En ces années où la plupart des femmes récitaient encore des textes écrits par des hommes, Anne Sylvestre fit s’engouffrer dans la chanson française un regard résolument féminin. Autrice, compositrice et interprète de ses chansons, elle finit même par créer son label pour devenir sa propre productrice. Elle menait sa carrière avec l’audace et l’indépendance de celles qui ne se laissent pas dicter leur conduite, revendiquant le titre de chanteuse féministe à une époque où il était plus difficile à porter qu’aujourd’hui, et hissant sur la scène française le combat de ses contemporaines. « Non tu n’as pas de nom » défendait un an avant la loi Veil, la légalisation de l’avortement, « La Vache engagée » se moquait avec un humour acerbe de cette année qui fut dédiée aux femmes, « Une sorcière comme les autres » inventait une ode au courage féminin, tandis que « Juste une femme » dénonçait le harcèlement sexuel quelques années avant le mouvement MeToo. Anne Sylvestre avait cette manière primesautière de parler des choses graves, un avant-gardisme léger qui n’appartenaient qu’à elle, et dont elle faisait encore la démonstration en faveur des droits des homosexuels avec sa chanson « Gay, marions-nous ».

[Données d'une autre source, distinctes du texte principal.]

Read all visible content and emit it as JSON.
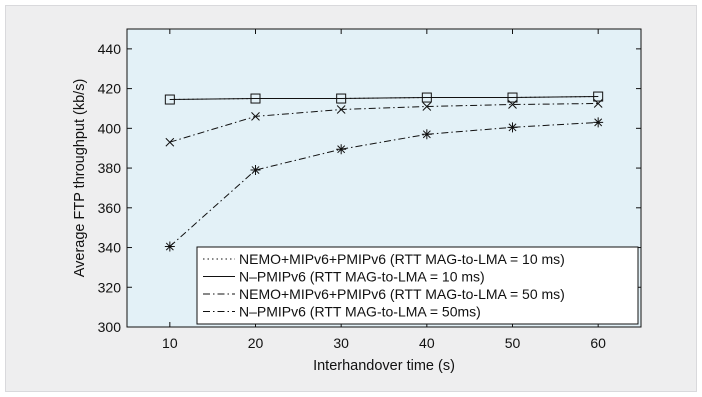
{
  "chart_data": {
    "type": "line",
    "xlabel": "Interhandover time (s)",
    "ylabel": "Average FTP throughput (kb/s)",
    "xlim": [
      5,
      65
    ],
    "ylim": [
      300,
      450
    ],
    "x_ticks": [
      10,
      20,
      30,
      40,
      50,
      60
    ],
    "y_ticks": [
      300,
      320,
      340,
      360,
      380,
      400,
      420,
      440
    ],
    "grid": false,
    "legend_position": "bottom-right",
    "plot_background": "#e3f1f7",
    "x": [
      10,
      20,
      30,
      40,
      50,
      60
    ],
    "series": [
      {
        "name": "NEMO+MIPv6+PMIPv6 (RTT MAG-to-LMA = 10 ms)",
        "line_style": "dotted",
        "marker": "none",
        "values": [
          414.5,
          415,
          415,
          415.5,
          415.5,
          416
        ]
      },
      {
        "name": "N–PMIPv6 (RTT MAG-to-LMA = 10 ms)",
        "line_style": "solid",
        "marker": "square",
        "values": [
          414.5,
          415,
          415,
          415.5,
          415.5,
          416
        ]
      },
      {
        "name": "NEMO+MIPv6+PMIPv6 (RTT MAG-to-LMA = 50 ms)",
        "line_style": "dashdot",
        "marker": "asterisk",
        "values": [
          340.5,
          379,
          389.5,
          397,
          400.5,
          403
        ]
      },
      {
        "name": "N–PMIPv6 (RTT MAG-to-LMA = 50ms)",
        "line_style": "dashdot",
        "marker": "x",
        "values": [
          393,
          406,
          409.5,
          411,
          412,
          412.5
        ]
      }
    ]
  }
}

La naissance de sa première fille lui donna l’inspiration de ses « fabulettes », contes et comptines pour enfants pleines d’humour et de fantaisie qui étaient enseignées dans les écoles de France, dont certaines aujourd’hui portent son nom. « Des chansons pour se réveiller », « pour attraper des papillons », pour grandir parfois, pour rester en enfance surtout, dont le parfum buissonnier a ouvert les vannes de l’imagination dans les têtes de millions d’écoliers.

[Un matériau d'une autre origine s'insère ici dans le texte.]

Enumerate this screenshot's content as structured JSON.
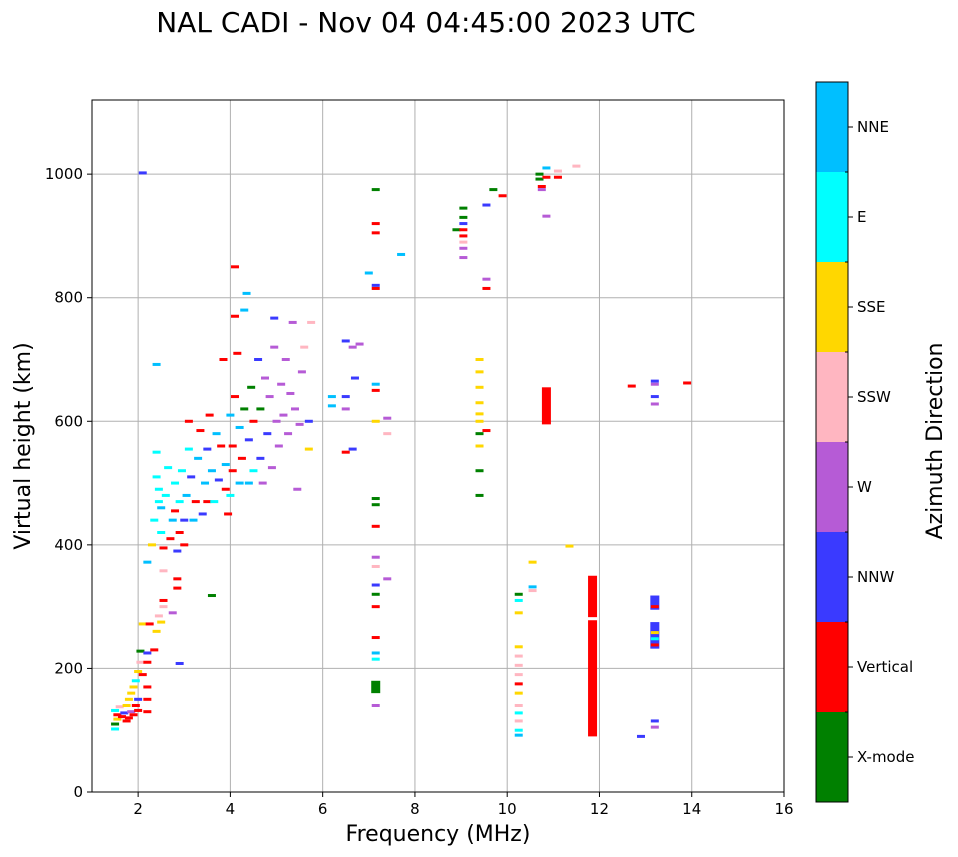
{
  "chart_data": {
    "type": "scatter",
    "title": "NAL CADI - Nov 04 04:45:00 2023 UTC",
    "xlabel": "Frequency (MHz)",
    "ylabel": "Virtual height (km)",
    "xlim": [
      1,
      16
    ],
    "ylim": [
      0,
      1120
    ],
    "xticks": [
      2,
      4,
      6,
      8,
      10,
      12,
      14,
      16
    ],
    "yticks": [
      0,
      200,
      400,
      600,
      800,
      1000
    ],
    "grid": true,
    "colorbar": {
      "label": "Azimuth Direction",
      "categories": [
        {
          "name": "X-mode",
          "color": "#008000"
        },
        {
          "name": "Vertical",
          "color": "#ff0000"
        },
        {
          "name": "NNW",
          "color": "#3a3aff"
        },
        {
          "name": "W",
          "color": "#b65bd6"
        },
        {
          "name": "SSW",
          "color": "#ffb6c1"
        },
        {
          "name": "SSE",
          "color": "#ffd700"
        },
        {
          "name": "E",
          "color": "#00ffff"
        },
        {
          "name": "NNE",
          "color": "#00bfff"
        }
      ]
    },
    "segments": [
      {
        "f": 11.85,
        "h1": 90,
        "h2": 278,
        "c": "Vertical"
      },
      {
        "f": 11.85,
        "h1": 283,
        "h2": 350,
        "c": "Vertical"
      },
      {
        "f": 13.2,
        "h1": 295,
        "h2": 318,
        "c": "NNW"
      },
      {
        "f": 13.2,
        "h1": 232,
        "h2": 275,
        "c": "NNW"
      },
      {
        "f": 7.15,
        "h1": 160,
        "h2": 180,
        "c": "X-mode"
      },
      {
        "f": 10.85,
        "h1": 595,
        "h2": 655,
        "c": "Vertical"
      }
    ],
    "points": [
      {
        "f": 1.5,
        "h": 102,
        "c": "E"
      },
      {
        "f": 1.5,
        "h": 110,
        "c": "X-mode"
      },
      {
        "f": 1.55,
        "h": 118,
        "c": "SSE"
      },
      {
        "f": 1.55,
        "h": 125,
        "c": "Vertical"
      },
      {
        "f": 1.5,
        "h": 132,
        "c": "E"
      },
      {
        "f": 1.6,
        "h": 138,
        "c": "SSW"
      },
      {
        "f": 1.65,
        "h": 122,
        "c": "Vertical"
      },
      {
        "f": 1.7,
        "h": 128,
        "c": "NNW"
      },
      {
        "f": 1.75,
        "h": 115,
        "c": "Vertical"
      },
      {
        "f": 1.75,
        "h": 140,
        "c": "SSE"
      },
      {
        "f": 1.8,
        "h": 150,
        "c": "SSE"
      },
      {
        "f": 1.8,
        "h": 120,
        "c": "Vertical"
      },
      {
        "f": 1.85,
        "h": 160,
        "c": "SSE"
      },
      {
        "f": 1.85,
        "h": 130,
        "c": "W"
      },
      {
        "f": 1.9,
        "h": 170,
        "c": "SSE"
      },
      {
        "f": 1.9,
        "h": 125,
        "c": "Vertical"
      },
      {
        "f": 1.95,
        "h": 180,
        "c": "E"
      },
      {
        "f": 1.95,
        "h": 140,
        "c": "Vertical"
      },
      {
        "f": 2.0,
        "h": 195,
        "c": "SSE"
      },
      {
        "f": 2.0,
        "h": 150,
        "c": "NNW"
      },
      {
        "f": 2.0,
        "h": 132,
        "c": "Vertical"
      },
      {
        "f": 2.05,
        "h": 210,
        "c": "SSW"
      },
      {
        "f": 2.05,
        "h": 228,
        "c": "X-mode"
      },
      {
        "f": 2.1,
        "h": 190,
        "c": "Vertical"
      },
      {
        "f": 2.1,
        "h": 272,
        "c": "SSE"
      },
      {
        "f": 2.2,
        "h": 150,
        "c": "Vertical"
      },
      {
        "f": 2.2,
        "h": 170,
        "c": "Vertical"
      },
      {
        "f": 2.2,
        "h": 210,
        "c": "Vertical"
      },
      {
        "f": 2.2,
        "h": 225,
        "c": "NNW"
      },
      {
        "f": 2.2,
        "h": 130,
        "c": "Vertical"
      },
      {
        "f": 2.25,
        "h": 272,
        "c": "Vertical"
      },
      {
        "f": 2.35,
        "h": 230,
        "c": "Vertical"
      },
      {
        "f": 2.4,
        "h": 260,
        "c": "SSE"
      },
      {
        "f": 2.45,
        "h": 285,
        "c": "SSW"
      },
      {
        "f": 2.5,
        "h": 275,
        "c": "SSE"
      },
      {
        "f": 2.55,
        "h": 300,
        "c": "SSW"
      },
      {
        "f": 2.55,
        "h": 358,
        "c": "SSW"
      },
      {
        "f": 2.55,
        "h": 310,
        "c": "Vertical"
      },
      {
        "f": 2.75,
        "h": 290,
        "c": "W"
      },
      {
        "f": 2.85,
        "h": 345,
        "c": "Vertical"
      },
      {
        "f": 2.85,
        "h": 330,
        "c": "Vertical"
      },
      {
        "f": 2.3,
        "h": 400,
        "c": "SSE"
      },
      {
        "f": 2.35,
        "h": 440,
        "c": "E"
      },
      {
        "f": 2.45,
        "h": 470,
        "c": "E"
      },
      {
        "f": 2.4,
        "h": 510,
        "c": "E"
      },
      {
        "f": 2.4,
        "h": 550,
        "c": "E"
      },
      {
        "f": 2.45,
        "h": 490,
        "c": "E"
      },
      {
        "f": 2.5,
        "h": 460,
        "c": "NNE"
      },
      {
        "f": 2.5,
        "h": 420,
        "c": "E"
      },
      {
        "f": 2.55,
        "h": 395,
        "c": "Vertical"
      },
      {
        "f": 2.6,
        "h": 480,
        "c": "E"
      },
      {
        "f": 2.65,
        "h": 525,
        "c": "E"
      },
      {
        "f": 2.7,
        "h": 410,
        "c": "Vertical"
      },
      {
        "f": 2.75,
        "h": 440,
        "c": "NNE"
      },
      {
        "f": 2.8,
        "h": 455,
        "c": "Vertical"
      },
      {
        "f": 2.8,
        "h": 500,
        "c": "E"
      },
      {
        "f": 2.85,
        "h": 390,
        "c": "NNW"
      },
      {
        "f": 2.9,
        "h": 420,
        "c": "Vertical"
      },
      {
        "f": 2.9,
        "h": 470,
        "c": "E"
      },
      {
        "f": 2.95,
        "h": 520,
        "c": "E"
      },
      {
        "f": 3.0,
        "h": 440,
        "c": "NNW"
      },
      {
        "f": 3.0,
        "h": 400,
        "c": "Vertical"
      },
      {
        "f": 3.05,
        "h": 480,
        "c": "NNE"
      },
      {
        "f": 3.1,
        "h": 555,
        "c": "E"
      },
      {
        "f": 3.1,
        "h": 600,
        "c": "Vertical"
      },
      {
        "f": 3.15,
        "h": 510,
        "c": "NNW"
      },
      {
        "f": 3.2,
        "h": 440,
        "c": "NNE"
      },
      {
        "f": 3.25,
        "h": 470,
        "c": "Vertical"
      },
      {
        "f": 3.3,
        "h": 540,
        "c": "NNE"
      },
      {
        "f": 3.35,
        "h": 585,
        "c": "Vertical"
      },
      {
        "f": 3.4,
        "h": 450,
        "c": "NNW"
      },
      {
        "f": 3.45,
        "h": 500,
        "c": "NNE"
      },
      {
        "f": 3.5,
        "h": 470,
        "c": "Vertical"
      },
      {
        "f": 3.5,
        "h": 555,
        "c": "NNW"
      },
      {
        "f": 3.55,
        "h": 610,
        "c": "Vertical"
      },
      {
        "f": 3.6,
        "h": 520,
        "c": "NNE"
      },
      {
        "f": 3.65,
        "h": 470,
        "c": "E"
      },
      {
        "f": 3.7,
        "h": 580,
        "c": "NNE"
      },
      {
        "f": 3.75,
        "h": 505,
        "c": "NNW"
      },
      {
        "f": 3.8,
        "h": 560,
        "c": "Vertical"
      },
      {
        "f": 3.85,
        "h": 700,
        "c": "Vertical"
      },
      {
        "f": 3.9,
        "h": 490,
        "c": "Vertical"
      },
      {
        "f": 3.9,
        "h": 530,
        "c": "NNE"
      },
      {
        "f": 3.95,
        "h": 450,
        "c": "Vertical"
      },
      {
        "f": 4.0,
        "h": 610,
        "c": "NNE"
      },
      {
        "f": 4.0,
        "h": 480,
        "c": "E"
      },
      {
        "f": 4.05,
        "h": 560,
        "c": "Vertical"
      },
      {
        "f": 4.05,
        "h": 520,
        "c": "Vertical"
      },
      {
        "f": 4.1,
        "h": 640,
        "c": "Vertical"
      },
      {
        "f": 4.1,
        "h": 770,
        "c": "Vertical"
      },
      {
        "f": 4.1,
        "h": 850,
        "c": "Vertical"
      },
      {
        "f": 4.15,
        "h": 710,
        "c": "Vertical"
      },
      {
        "f": 4.2,
        "h": 590,
        "c": "NNE"
      },
      {
        "f": 4.2,
        "h": 500,
        "c": "NNE"
      },
      {
        "f": 4.25,
        "h": 540,
        "c": "Vertical"
      },
      {
        "f": 4.3,
        "h": 780,
        "c": "NNE"
      },
      {
        "f": 4.3,
        "h": 620,
        "c": "X-mode"
      },
      {
        "f": 4.35,
        "h": 807,
        "c": "NNE"
      },
      {
        "f": 4.4,
        "h": 500,
        "c": "NNE"
      },
      {
        "f": 4.4,
        "h": 570,
        "c": "NNW"
      },
      {
        "f": 4.45,
        "h": 655,
        "c": "X-mode"
      },
      {
        "f": 4.5,
        "h": 600,
        "c": "Vertical"
      },
      {
        "f": 4.5,
        "h": 520,
        "c": "E"
      },
      {
        "f": 4.6,
        "h": 700,
        "c": "NNW"
      },
      {
        "f": 4.65,
        "h": 620,
        "c": "X-mode"
      },
      {
        "f": 4.65,
        "h": 540,
        "c": "NNW"
      },
      {
        "f": 4.7,
        "h": 500,
        "c": "W"
      },
      {
        "f": 4.75,
        "h": 670,
        "c": "W"
      },
      {
        "f": 4.8,
        "h": 580,
        "c": "NNW"
      },
      {
        "f": 4.85,
        "h": 640,
        "c": "W"
      },
      {
        "f": 4.9,
        "h": 525,
        "c": "W"
      },
      {
        "f": 4.95,
        "h": 720,
        "c": "W"
      },
      {
        "f": 4.95,
        "h": 767,
        "c": "NNW"
      },
      {
        "f": 5.0,
        "h": 600,
        "c": "W"
      },
      {
        "f": 5.05,
        "h": 560,
        "c": "W"
      },
      {
        "f": 5.1,
        "h": 660,
        "c": "W"
      },
      {
        "f": 5.15,
        "h": 610,
        "c": "W"
      },
      {
        "f": 5.2,
        "h": 700,
        "c": "W"
      },
      {
        "f": 5.25,
        "h": 580,
        "c": "W"
      },
      {
        "f": 5.3,
        "h": 645,
        "c": "W"
      },
      {
        "f": 5.35,
        "h": 760,
        "c": "W"
      },
      {
        "f": 5.4,
        "h": 620,
        "c": "W"
      },
      {
        "f": 5.45,
        "h": 490,
        "c": "W"
      },
      {
        "f": 5.5,
        "h": 595,
        "c": "W"
      },
      {
        "f": 5.55,
        "h": 680,
        "c": "W"
      },
      {
        "f": 5.6,
        "h": 720,
        "c": "SSW"
      },
      {
        "f": 5.7,
        "h": 600,
        "c": "NNW"
      },
      {
        "f": 5.7,
        "h": 555,
        "c": "SSE"
      },
      {
        "f": 5.75,
        "h": 760,
        "c": "SSW"
      },
      {
        "f": 6.2,
        "h": 640,
        "c": "NNE"
      },
      {
        "f": 6.2,
        "h": 625,
        "c": "NNE"
      },
      {
        "f": 6.5,
        "h": 730,
        "c": "NNW"
      },
      {
        "f": 6.5,
        "h": 640,
        "c": "NNW"
      },
      {
        "f": 6.5,
        "h": 620,
        "c": "W"
      },
      {
        "f": 6.5,
        "h": 550,
        "c": "Vertical"
      },
      {
        "f": 6.65,
        "h": 720,
        "c": "W"
      },
      {
        "f": 6.7,
        "h": 670,
        "c": "NNW"
      },
      {
        "f": 6.8,
        "h": 725,
        "c": "W"
      },
      {
        "f": 6.65,
        "h": 555,
        "c": "NNW"
      },
      {
        "f": 7.0,
        "h": 840,
        "c": "NNE"
      },
      {
        "f": 7.15,
        "h": 975,
        "c": "X-mode"
      },
      {
        "f": 7.15,
        "h": 920,
        "c": "Vertical"
      },
      {
        "f": 7.15,
        "h": 905,
        "c": "Vertical"
      },
      {
        "f": 7.15,
        "h": 820,
        "c": "NNW"
      },
      {
        "f": 7.15,
        "h": 815,
        "c": "Vertical"
      },
      {
        "f": 7.15,
        "h": 660,
        "c": "NNE"
      },
      {
        "f": 7.15,
        "h": 650,
        "c": "Vertical"
      },
      {
        "f": 7.15,
        "h": 600,
        "c": "SSE"
      },
      {
        "f": 7.15,
        "h": 475,
        "c": "X-mode"
      },
      {
        "f": 7.15,
        "h": 465,
        "c": "X-mode"
      },
      {
        "f": 7.15,
        "h": 430,
        "c": "Vertical"
      },
      {
        "f": 7.15,
        "h": 380,
        "c": "W"
      },
      {
        "f": 7.15,
        "h": 365,
        "c": "SSW"
      },
      {
        "f": 7.15,
        "h": 335,
        "c": "NNW"
      },
      {
        "f": 7.15,
        "h": 320,
        "c": "X-mode"
      },
      {
        "f": 7.15,
        "h": 300,
        "c": "Vertical"
      },
      {
        "f": 7.15,
        "h": 250,
        "c": "Vertical"
      },
      {
        "f": 7.15,
        "h": 225,
        "c": "NNE"
      },
      {
        "f": 7.15,
        "h": 215,
        "c": "E"
      },
      {
        "f": 7.15,
        "h": 140,
        "c": "W"
      },
      {
        "f": 7.4,
        "h": 605,
        "c": "W"
      },
      {
        "f": 7.4,
        "h": 580,
        "c": "SSW"
      },
      {
        "f": 7.4,
        "h": 345,
        "c": "W"
      },
      {
        "f": 7.7,
        "h": 870,
        "c": "NNE"
      },
      {
        "f": 8.9,
        "h": 910,
        "c": "X-mode"
      },
      {
        "f": 9.05,
        "h": 945,
        "c": "X-mode"
      },
      {
        "f": 9.05,
        "h": 930,
        "c": "X-mode"
      },
      {
        "f": 9.05,
        "h": 920,
        "c": "NNW"
      },
      {
        "f": 9.05,
        "h": 900,
        "c": "Vertical"
      },
      {
        "f": 9.05,
        "h": 890,
        "c": "SSW"
      },
      {
        "f": 9.05,
        "h": 880,
        "c": "W"
      },
      {
        "f": 9.05,
        "h": 865,
        "c": "W"
      },
      {
        "f": 9.05,
        "h": 910,
        "c": "Vertical"
      },
      {
        "f": 9.4,
        "h": 700,
        "c": "SSE"
      },
      {
        "f": 9.4,
        "h": 680,
        "c": "SSE"
      },
      {
        "f": 9.4,
        "h": 655,
        "c": "SSE"
      },
      {
        "f": 9.4,
        "h": 630,
        "c": "SSE"
      },
      {
        "f": 9.4,
        "h": 612,
        "c": "SSE"
      },
      {
        "f": 9.4,
        "h": 600,
        "c": "SSE"
      },
      {
        "f": 9.4,
        "h": 580,
        "c": "X-mode"
      },
      {
        "f": 9.4,
        "h": 560,
        "c": "SSE"
      },
      {
        "f": 9.4,
        "h": 520,
        "c": "X-mode"
      },
      {
        "f": 9.4,
        "h": 480,
        "c": "X-mode"
      },
      {
        "f": 9.55,
        "h": 950,
        "c": "NNW"
      },
      {
        "f": 9.55,
        "h": 830,
        "c": "W"
      },
      {
        "f": 9.55,
        "h": 815,
        "c": "Vertical"
      },
      {
        "f": 9.55,
        "h": 585,
        "c": "Vertical"
      },
      {
        "f": 9.7,
        "h": 975,
        "c": "X-mode"
      },
      {
        "f": 9.9,
        "h": 965,
        "c": "Vertical"
      },
      {
        "f": 10.25,
        "h": 320,
        "c": "X-mode"
      },
      {
        "f": 10.25,
        "h": 310,
        "c": "E"
      },
      {
        "f": 10.25,
        "h": 290,
        "c": "SSE"
      },
      {
        "f": 10.25,
        "h": 235,
        "c": "SSE"
      },
      {
        "f": 10.25,
        "h": 220,
        "c": "SSW"
      },
      {
        "f": 10.25,
        "h": 205,
        "c": "SSW"
      },
      {
        "f": 10.25,
        "h": 190,
        "c": "SSW"
      },
      {
        "f": 10.25,
        "h": 175,
        "c": "Vertical"
      },
      {
        "f": 10.25,
        "h": 160,
        "c": "SSE"
      },
      {
        "f": 10.25,
        "h": 140,
        "c": "SSW"
      },
      {
        "f": 10.25,
        "h": 128,
        "c": "E"
      },
      {
        "f": 10.25,
        "h": 115,
        "c": "SSW"
      },
      {
        "f": 10.25,
        "h": 100,
        "c": "E"
      },
      {
        "f": 10.25,
        "h": 92,
        "c": "NNE"
      },
      {
        "f": 10.55,
        "h": 372,
        "c": "SSE"
      },
      {
        "f": 10.55,
        "h": 332,
        "c": "NNE"
      },
      {
        "f": 10.55,
        "h": 326,
        "c": "SSW"
      },
      {
        "f": 10.7,
        "h": 1000,
        "c": "X-mode"
      },
      {
        "f": 10.7,
        "h": 992,
        "c": "X-mode"
      },
      {
        "f": 10.75,
        "h": 980,
        "c": "Vertical"
      },
      {
        "f": 10.75,
        "h": 975,
        "c": "W"
      },
      {
        "f": 10.85,
        "h": 1010,
        "c": "NNE"
      },
      {
        "f": 10.85,
        "h": 995,
        "c": "Vertical"
      },
      {
        "f": 10.85,
        "h": 932,
        "c": "W"
      },
      {
        "f": 11.1,
        "h": 1005,
        "c": "SSW"
      },
      {
        "f": 11.1,
        "h": 995,
        "c": "Vertical"
      },
      {
        "f": 11.35,
        "h": 398,
        "c": "SSE"
      },
      {
        "f": 11.5,
        "h": 1013,
        "c": "SSW"
      },
      {
        "f": 12.7,
        "h": 657,
        "c": "Vertical"
      },
      {
        "f": 12.9,
        "h": 90,
        "c": "NNW"
      },
      {
        "f": 13.2,
        "h": 665,
        "c": "NNW"
      },
      {
        "f": 13.2,
        "h": 660,
        "c": "W"
      },
      {
        "f": 13.2,
        "h": 640,
        "c": "NNW"
      },
      {
        "f": 13.2,
        "h": 628,
        "c": "W"
      },
      {
        "f": 13.2,
        "h": 300,
        "c": "Vertical"
      },
      {
        "f": 13.2,
        "h": 258,
        "c": "SSE"
      },
      {
        "f": 13.2,
        "h": 248,
        "c": "E"
      },
      {
        "f": 13.2,
        "h": 238,
        "c": "Vertical"
      },
      {
        "f": 13.2,
        "h": 115,
        "c": "NNW"
      },
      {
        "f": 13.2,
        "h": 105,
        "c": "W"
      },
      {
        "f": 13.9,
        "h": 662,
        "c": "Vertical"
      },
      {
        "f": 2.1,
        "h": 1002,
        "c": "NNW"
      },
      {
        "f": 2.4,
        "h": 692,
        "c": "NNE"
      },
      {
        "f": 3.6,
        "h": 318,
        "c": "X-mode"
      },
      {
        "f": 2.9,
        "h": 208,
        "c": "NNW"
      },
      {
        "f": 2.2,
        "h": 372,
        "c": "NNE"
      }
    ]
  }
}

Avec ce double répertoire, ses concerts rassemblaient les têtes blondes et les tempes grises, les jeunes de 7 à 77 ans, et bien au-delà encore, tous ceux que touchaient son regard amusé, ses mots choisis et sa diction de conteuse. Car sa muse était littéraire autant que musicale, faisant d’elle la plus poète de nos chanteuses et la plus musicienne de nos écrivains. L’ancienne étudiante en lettres, qui avait jadis abandonné la Sorbonne pour la chanson, a cultivé toute sa vie un amour de la langue que prouve chacune de ces chansons, et dont ce livre publié en 2018, Coquelicot et autres mots que j’aime, est l’éloge et illustration.

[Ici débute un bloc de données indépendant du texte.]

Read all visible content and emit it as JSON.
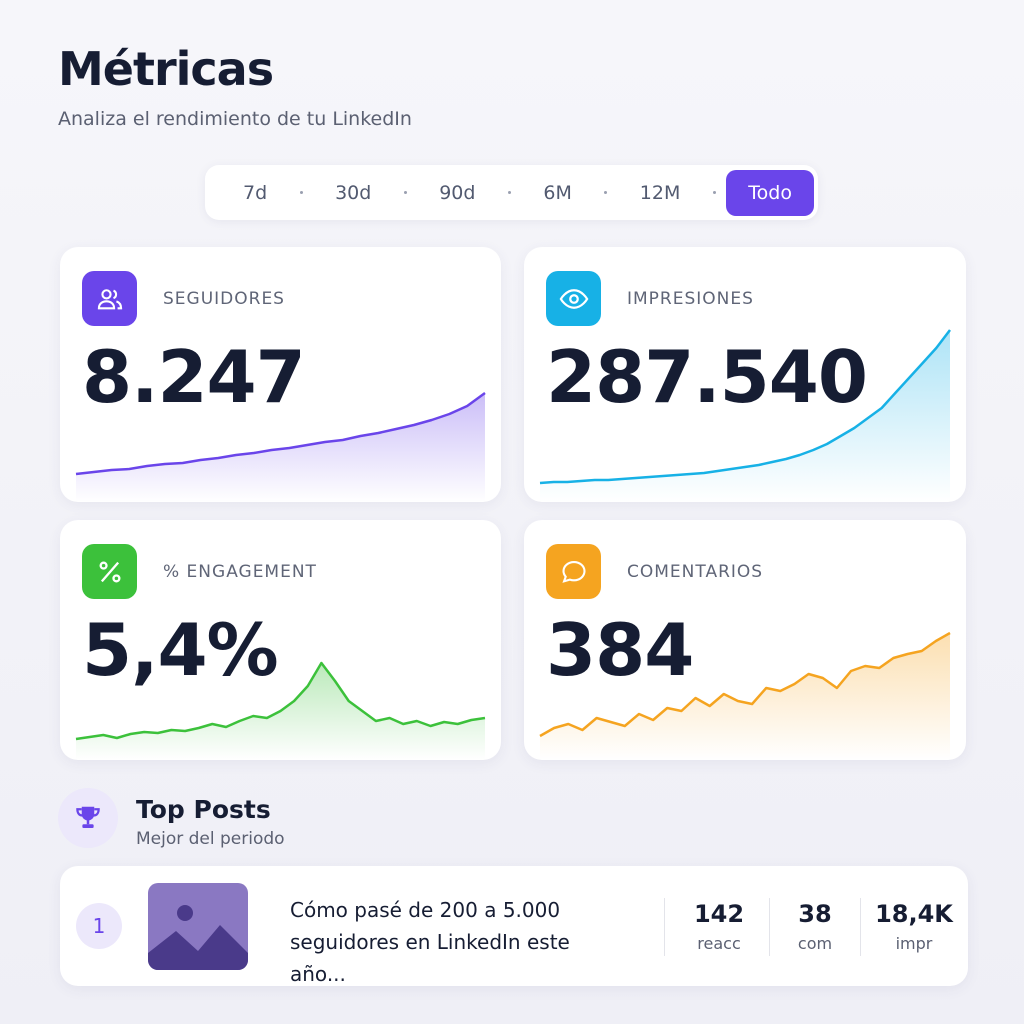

Elle qui disait « écrire pour ne pas mourir » rejoint aujourd’hui le cercle des poétesses qu’on prétend disparues, mais qui ressuscitent chaque fois que l’on fredonne leurs mots. 

Le Président de la République et son épouse saluent une grande dame de la chanson française dont les historiettes pour enfants et les hymnes engagés auront marqué toutes les générations de Français. A sa famille, ses amis et ses admirateurs, ils adressent leurs sincères condoléances.